Author information
1
Acclaim Gastroenterology, JPS Health Network, 1500 S Main St., Fort Worth, TX, 76104, USA.
2
Center for Outcomes Research, JPS Health Network, 1500 S Main St., Fort Worth, TX, 76104, USA.
3
Department of Biostatistics and Epidemiology, UNT Health Science Center School of Public Health, 3500 Camp Bowie Blvd., Fort Worth, TX, 76107, USA.
4
Pharmacy Services Administration, JPS Health Network, 1500 S Main St., Fort Worth, TX, 76104, USA.
5
Center for Outcomes Research, JPS Health Network, 1500 S Main St., Fort Worth, TX, 76104, USA. rojha@jpshealth.org.
6
Department of Biostatistics and Epidemiology, UNT Health Science Center School of Public Health, 3500 Camp Bowie Blvd., Fort Worth, TX, 76107, USA. rojha@jpshealth.org.
Abstract
BACKGROUND:
Underserved populations have an unequal burden of HCV infections and poor outcomes with interferon-based treatments. Direct-acting antivirals have the potential to reduce these inequalities.
AIMS:
We aimed to estimate sustained virologic response (SVR) following treatment with sofosbuvir-based regimens for HCV infections among underserved individuals and summarize the frequency of SVR across published studies of underserved populations.
METHODS:
We used data from a clinical cohort of patients aged ≥ 18 years who initiated sofosbuvir-based regimens for HCV infection between February 2014 and June 2016 at an urban public hospital network that serves as the healthcare safety-net for Tarrant County, Texas. We estimated SVR with corresponding 95% confidence limits (CL). In addition, we systematically reviewed the evidence to identify other studies of direct-acting antivirals among underserved populations.
RESULTS:
Our study population comprised 435 patients. The majority of patients were aged ≥ 50 years (76%), male (52%), non-Hispanic White (54%), HCV genotype 1 (79%) and treated with ledipasvir/sofosbuvir (69%). Overall SVR was 89% (95% CL 86, 92%) and highest for ledipasvir/sofosbuvir (SVR = 95%, 95% CL 92, 97%).
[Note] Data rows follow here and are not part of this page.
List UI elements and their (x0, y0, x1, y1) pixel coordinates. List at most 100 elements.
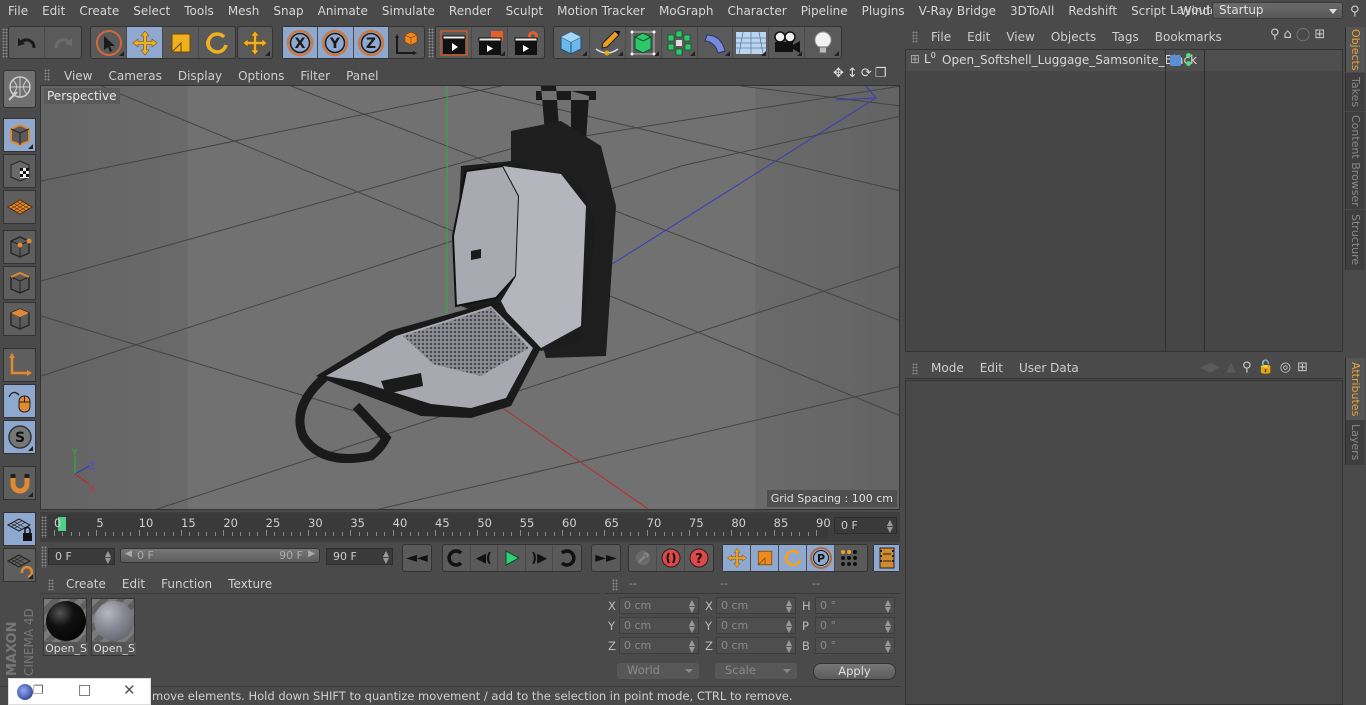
object-name[interactable]: Open_Softshell_Luggage_Samsonite_Black (942, 53, 1197, 67)
attributes-menu-edit[interactable]: Edit (972, 361, 1011, 375)
key-parameter-button[interactable]: P (807, 545, 835, 571)
rotation-field[interactable]: 0 ° ▲ ▼ (815, 617, 895, 634)
new-panel-icon[interactable]: ⊞ (1314, 27, 1325, 42)
maximize-view-icon[interactable]: ❐ (875, 66, 887, 81)
up-arrow-icon[interactable]: ▲ (1226, 360, 1236, 375)
workplane-align-button[interactable] (3, 548, 36, 582)
texture-mode-button[interactable] (3, 154, 36, 188)
spinner-icon[interactable]: ▲ ▼ (689, 639, 695, 654)
material-swatch[interactable]: Open_S (43, 598, 88, 656)
menu-animate[interactable]: Animate (311, 0, 375, 22)
object-menu-file[interactable]: File (923, 30, 959, 44)
side-tab-structure[interactable]: Structure (1345, 210, 1365, 270)
object-menu-tags[interactable]: Tags (1104, 30, 1147, 44)
viewport-menu-view[interactable]: View (56, 69, 100, 83)
redo-button[interactable] (45, 27, 81, 58)
render-settings-button[interactable] (508, 27, 544, 58)
z-axis-lock-button[interactable]: Z (353, 27, 389, 58)
next-key-button[interactable] (553, 545, 581, 571)
menu-v-ray-bridge[interactable]: V-Ray Bridge (912, 0, 1003, 22)
previous-frame-button[interactable]: ◀( (471, 545, 499, 571)
go-to-start-button[interactable]: ◄◄ (403, 545, 431, 571)
camera-label[interactable]: Perspective (44, 88, 120, 104)
menu-file[interactable]: File (1, 0, 35, 22)
menu-redshift[interactable]: Redshift (1061, 0, 1124, 22)
timeline-window-button[interactable] (874, 545, 899, 571)
rotation-field[interactable]: 0 ° ▲ ▼ (815, 597, 895, 614)
scale-tool-button[interactable] (163, 27, 199, 58)
lock-icon[interactable]: 🔓 (1258, 360, 1274, 375)
column-divider[interactable] (1165, 50, 1166, 352)
play-button[interactable] (498, 545, 526, 571)
key-scale-button[interactable] (751, 545, 779, 571)
previous-key-button[interactable] (443, 545, 471, 571)
side-tab-attributes[interactable]: Attributes (1345, 358, 1365, 420)
coordinate-mode-dropdown[interactable]: World (617, 663, 699, 679)
viewport-menu-panel[interactable]: Panel (338, 69, 386, 83)
zoom-view-icon[interactable]: ↕ (847, 66, 858, 81)
position-field[interactable]: 0 cm ▲ ▼ (619, 617, 699, 634)
spinner-icon[interactable]: ▲ ▼ (885, 639, 891, 654)
rotation-field[interactable]: 0 ° ▲ ▼ (815, 637, 895, 654)
attributes-menu-mode[interactable]: Mode (923, 361, 972, 375)
side-tab-objects[interactable]: Objects (1345, 27, 1365, 72)
tweak-mode-button[interactable] (3, 384, 36, 418)
apply-button[interactable]: Apply (813, 663, 896, 680)
record-keys-button[interactable] (629, 545, 657, 571)
camera-button[interactable] (769, 27, 806, 58)
target-icon[interactable]: ◎ (1280, 360, 1291, 375)
workplane-mode-button[interactable] (3, 190, 36, 224)
size-field[interactable]: 0 cm ▲ ▼ (716, 637, 796, 654)
start-frame-field[interactable]: 0 F ▲ ▼ (48, 548, 115, 565)
spinner-icon[interactable]: ▲ ▼ (786, 599, 792, 614)
size-field[interactable]: 0 cm ▲ ▼ (716, 617, 796, 634)
menu-character[interactable]: Character (720, 0, 793, 22)
spinner-icon[interactable]: ▲ ▼ (786, 639, 792, 654)
expand-icon[interactable]: ⊞ (910, 52, 920, 66)
menu-mesh[interactable]: Mesh (221, 0, 267, 22)
key-rotation-button[interactable] (779, 545, 807, 571)
viewport-menu-display[interactable]: Display (170, 69, 230, 83)
x-axis-lock-button[interactable]: X (283, 27, 319, 58)
key-point-level-button[interactable] (835, 545, 863, 571)
pen-spline-button[interactable] (590, 27, 626, 58)
next-frame-button[interactable]: )▶ (526, 545, 554, 571)
3d-viewport[interactable]: Y Z X Perspective Grid Spacing : 100 cm (40, 85, 900, 510)
viewport-menu-options[interactable]: Options (230, 69, 292, 83)
undo-button[interactable] (9, 27, 45, 58)
menu-plugins[interactable]: Plugins (855, 0, 912, 22)
model-mode-button[interactable] (3, 118, 36, 152)
material-menu-texture[interactable]: Texture (220, 577, 280, 591)
bend-deformer-button[interactable] (698, 27, 734, 58)
recent-tool-button[interactable] (238, 27, 272, 58)
material-swatch[interactable]: Open_S (91, 598, 136, 656)
maximize-icon[interactable]: □ (78, 682, 91, 698)
search-icon[interactable]: ⚲ (1350, 4, 1360, 19)
edges-mode-button[interactable] (3, 266, 36, 300)
render-visibility-dot[interactable] (1186, 61, 1191, 66)
subdivision-surface-button[interactable] (626, 27, 662, 58)
material-menu-function[interactable]: Function (153, 577, 220, 591)
make-editable-button[interactable] (3, 70, 36, 108)
menu-render[interactable]: Render (442, 0, 499, 22)
layer-color-swatch[interactable] (1170, 55, 1181, 66)
coordinate-system-button[interactable] (389, 27, 424, 58)
menu-select[interactable]: Select (126, 0, 177, 22)
frame-ruler[interactable]: 0 5 10 15 20 25 30 35 40 45 50 55 60 65 70 75 80 85 90 (48, 514, 831, 538)
material-menu-edit[interactable]: Edit (114, 577, 153, 591)
autokeying-button[interactable] (657, 545, 685, 571)
floor-button[interactable] (733, 27, 770, 58)
menu-edit[interactable]: Edit (35, 0, 72, 22)
pan-view-icon[interactable]: ✥ (833, 66, 844, 81)
key-position-button[interactable] (723, 545, 751, 571)
object-menu-bookmarks[interactable]: Bookmarks (1147, 30, 1230, 44)
menu-snap[interactable]: Snap (266, 0, 310, 22)
menu-tools[interactable]: Tools (177, 0, 221, 22)
size-field[interactable]: 0 cm ▲ ▼ (716, 597, 796, 614)
menu-mograph[interactable]: MoGraph (652, 0, 721, 22)
position-field[interactable]: 0 cm ▲ ▼ (619, 637, 699, 654)
workplane-lock-button[interactable] (3, 512, 36, 546)
viewport-menu-filter[interactable]: Filter (292, 69, 338, 83)
home-icon[interactable]: ⌂ (1284, 27, 1292, 42)
menu-script[interactable]: Script (1124, 0, 1173, 22)
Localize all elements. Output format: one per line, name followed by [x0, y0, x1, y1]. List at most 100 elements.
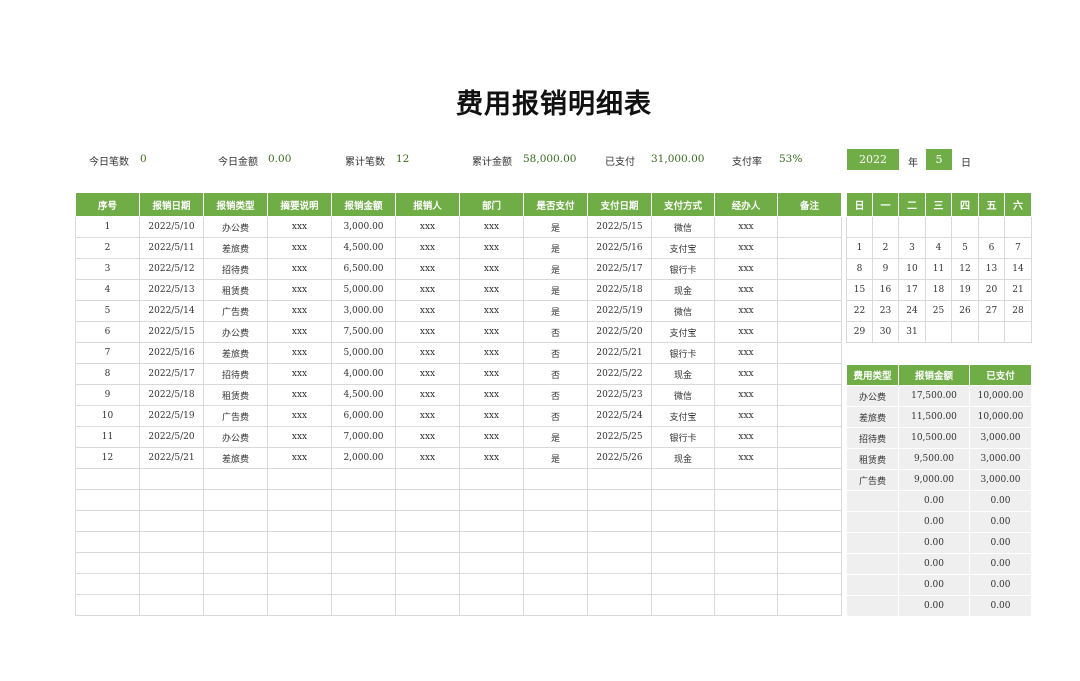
- table-cell[interactable]: 11: [75, 426, 140, 448]
- calendar-cell[interactable]: 24: [898, 300, 926, 322]
- table-cell[interactable]: 2022/5/11: [139, 237, 204, 259]
- table-cell[interactable]: 2022/5/17: [587, 258, 652, 280]
- calendar-cell[interactable]: 18: [925, 279, 952, 301]
- table-cell[interactable]: 2,000.00: [331, 447, 396, 469]
- table-cell[interactable]: 否: [523, 342, 588, 364]
- summary-cell[interactable]: 10,000.00: [969, 406, 1032, 428]
- table-cell[interactable]: xxx: [395, 216, 460, 238]
- table-cell[interactable]: [75, 510, 140, 532]
- table-cell[interactable]: [523, 489, 588, 511]
- table-cell[interactable]: 否: [523, 363, 588, 385]
- table-cell[interactable]: 招待费: [203, 258, 268, 280]
- table-cell[interactable]: [714, 573, 778, 595]
- table-cell[interactable]: xxx: [267, 321, 332, 343]
- table-cell[interactable]: 现金: [651, 363, 715, 385]
- table-cell[interactable]: xxx: [459, 363, 524, 385]
- table-cell[interactable]: 租赁费: [203, 279, 268, 301]
- table-cell[interactable]: [523, 594, 588, 616]
- summary-cell[interactable]: 差旅费: [846, 406, 899, 428]
- table-cell[interactable]: 2022/5/10: [139, 216, 204, 238]
- table-cell[interactable]: 2022/5/18: [587, 279, 652, 301]
- table-cell[interactable]: 2022/5/19: [587, 300, 652, 322]
- calendar-cell[interactable]: 4: [925, 237, 952, 259]
- summary-cell[interactable]: [846, 574, 899, 596]
- table-cell[interactable]: [651, 510, 715, 532]
- summary-cell[interactable]: 0.00: [969, 595, 1032, 617]
- table-cell[interactable]: 否: [523, 384, 588, 406]
- calendar-cell[interactable]: 3: [898, 237, 926, 259]
- table-cell[interactable]: [777, 321, 842, 343]
- table-cell[interactable]: 2022/5/18: [139, 384, 204, 406]
- table-cell[interactable]: xxx: [714, 216, 778, 238]
- table-cell[interactable]: [714, 594, 778, 616]
- calendar-cell[interactable]: 23: [872, 300, 899, 322]
- table-cell[interactable]: 2: [75, 237, 140, 259]
- table-cell[interactable]: 差旅费: [203, 237, 268, 259]
- table-cell[interactable]: [777, 300, 842, 322]
- table-cell[interactable]: 是: [523, 300, 588, 322]
- table-cell[interactable]: [777, 594, 842, 616]
- table-cell[interactable]: [459, 594, 524, 616]
- table-cell[interactable]: [777, 552, 842, 574]
- table-cell[interactable]: [587, 489, 652, 511]
- table-cell[interactable]: [331, 594, 396, 616]
- table-cell[interactable]: 1: [75, 216, 140, 238]
- table-cell[interactable]: 12: [75, 447, 140, 469]
- table-cell[interactable]: 支付宝: [651, 405, 715, 427]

The reported SVR following direct-acting antivirals among 837 underserved patients from three other studies ranged between 90 and 99%.
CONCLUSIONS:
Our results suggest that direct-acting antivirals, particularly ledipasvir/sofosbuvir, are generally effective for achieving SVR among underserved patients with HCV infections and may help reduce inequalities in HCV prevalence and outcomes for this vulnerable population.